Pemerintah Hapus Catatan SLIK di Bawah Rp1 Juta untuk Permudah KPR, OJK Dukung Langkah Ini


Foto udara rumah subsidi di Kabupaten Batang, Jawa Tengah, Sabtu (20/9/2025). (Foto: Antara/Mistar).
Pematangsiantar, MISTAR.ID
Pemerintah berencana menghapus catatan kredit macet bagi debitur dengan utang di bawah Rp1 juta dalam Sistem Layanan Informasi Keuangan (SLIK) Otoritas Jasa Keuangan (OJK). Langkah ini diambil untuk memperlancar pengajuan Kredit Pemilikan Rumah (KPR), terutama bagi masyarakat berpenghasilan rendah.
Kebijakan tersebut dicetuskan oleh Menteri Keuangan, Purbaya Yudhi Sadewa, sebagai respons atas terhambatnya program perumahan rakyat akibat catatan buruk debitur dengan pinjaman kecil. Ia mengungkapkan bahwa pembatasan di SLIK menjadi hambatan utama dalam permintaan perumahan.

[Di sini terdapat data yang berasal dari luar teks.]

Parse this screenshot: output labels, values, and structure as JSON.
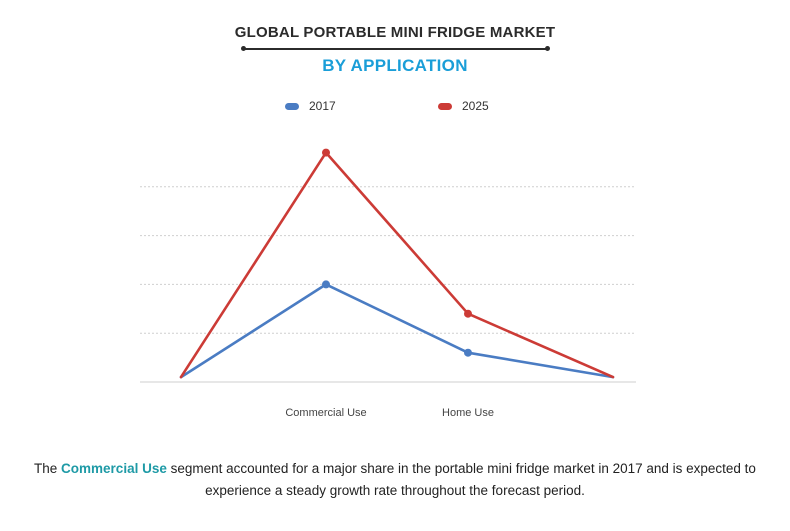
{
  "title": "GLOBAL PORTABLE MINI FRIDGE MARKET",
  "subtitle": "BY APPLICATION",
  "colors": {
    "accent": "#1a9ed8",
    "highlight": "#1e9aa6",
    "series_2017": "#4a7cc3",
    "series_2025": "#cc3b36",
    "grid": "#cfcfcf"
  },
  "caption": {
    "before": "The ",
    "highlight": "Commercial Use",
    "after": " segment accounted for a major share in the portable mini fridge market in 2017 and is expected to experience a steady growth rate throughout the forecast period."
  },
  "chart_data": {
    "type": "line",
    "categories": [
      "",
      "Commercial Use",
      "Home Use",
      ""
    ],
    "series": [
      {
        "name": "2017",
        "values": [
          0.2,
          4.0,
          1.2,
          0.2
        ],
        "markers": [
          false,
          true,
          true,
          false
        ]
      },
      {
        "name": "2025",
        "values": [
          0.2,
          9.4,
          2.8,
          0.2
        ],
        "markers": [
          false,
          true,
          true,
          false
        ]
      }
    ],
    "ylim": [
      0,
      10
    ],
    "grid": true,
    "legend_position": "top-center",
    "xlabel": "",
    "ylabel": ""
  }
}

Rencana ini muncul setelah laporan dari BP Tapera menunjukkan bahwa sekitar 100.000 calon pembeli rumah terkendala pengajuan KPR karena catatan SLIK akibat utang macet bernilai kecil. Skema pemutihan kredit macet di bawah Rp1 juta tersebut rencananya akan ditanggung oleh para pengembang.
“Katanya Pak Ara, pengembangnya mau bayar itu. Kalau itu mau bayar ya sudah enggak apa-apa,” kata Purbaya di kawasan JS Luwansa, Jakarta, Selasa (21/10/2025).
Di sisi lain, OJK menyambut positif langkah ini. Kepala Eksekutif Pengawas Perilaku Pelaku Usaha Jasa Keuangan dan Perlindungan Konsumen OJK, Friderica Widyasari Dewi, menegaskan bahwa SLIK bukanlah satu-satunya alat penilai kelayakan kredit.
“Jadi pasti akan selalu kita dukung. Terkait dengan SLIK, ini kemarin kita udah minta ke Pak Heru Ketua BP Tapera, kan beliau mengatakan ada 100 ribu ya kita minta datanya tolong disampaikan ke kita,” ujarnya dalam media gathering di Purwokerto, Minggu (19/10/2025).
Menurut Friderica, bank sebenarnya sudah memiliki fleksibilitas dalam menilai calon debitur. Banyak bank tetap memberikan KPR meskipun calon nasabah memiliki catatan kolektibilitas tidak lancar, asalkan dinilai masih layak kredit.
Meski berpotensi memperlancar akses perumahan, kebijakan ini juga menimbulkan kekhawatiran terhadap risiko moral hazard dan pentingnya menjaga disiplin kredit di sektor keuangan.
Head of Research Colliers Indonesia, Ferry Salanto, menilai kebijakan ini dapat menjadi stimulus positif bagi sektor properti, terutama pasar KPR kelas menengah ke bawah.
“Padahal kalau yang saya dengar itu nilai tunggakannya sebenarnya relatif kecil dan tidak benar-benar mencerminkan kemampuan bayar yang sebenarnya,” ujarnya.
Namun, Ferry mengingatkan agar kebijakan ini diterapkan dengan hati-hati. “Kalau tidak hati-hati langkah ini bisa menimbulkan risiko moral hazard di mana masyarakat jadi merasa ada toleransi terhadap kelalaian pembayaran sekecil apa pun,” ucapnya.
Sementara itu, Direktur Center of Economic and Law Studies (CELIOS), Nailul Huda, menilai perlu adanya evaluasi terhadap kekuatan Cadangan Kerugian Penurunan Nilai (CKPN) bank serta mekanisme yang memastikan pemutihan dilakukan secara selektif.
“Pasti ada kriteria tertentu nasabah yang menentukan nasabah berhak mendapatkan pemutihan atau tidak. Jadi saya rasa kuncinya bukan di besaran hutang yang terhutang, namun di kemampuan bayarnya,” ujarnya.
Ferry menambahkan, implementasi kebijakan ini memerlukan pengawasan ketat dan mekanisme teknis yang jelas, seperti apakah pemutihan berlaku bagi tunggakan lama atau debitur yang masih aktif menunggak.
Menurutnya, keberhasilan kebijakan ini sangat bergantung pada kemampuan perbankan mengembangkan sistem penilaian kredit yang lebih komprehensif dan real-time.
“Jadi secara keseluruhan sebenarnya ide dasarnya baik tapi implementasinya memang harus hati-hati agar tidak mengganggu disiplin kredit dan tetap menjaga keseimbangan antara inklusi keuangan dan prudensi perbankan,” pungkas Ferry.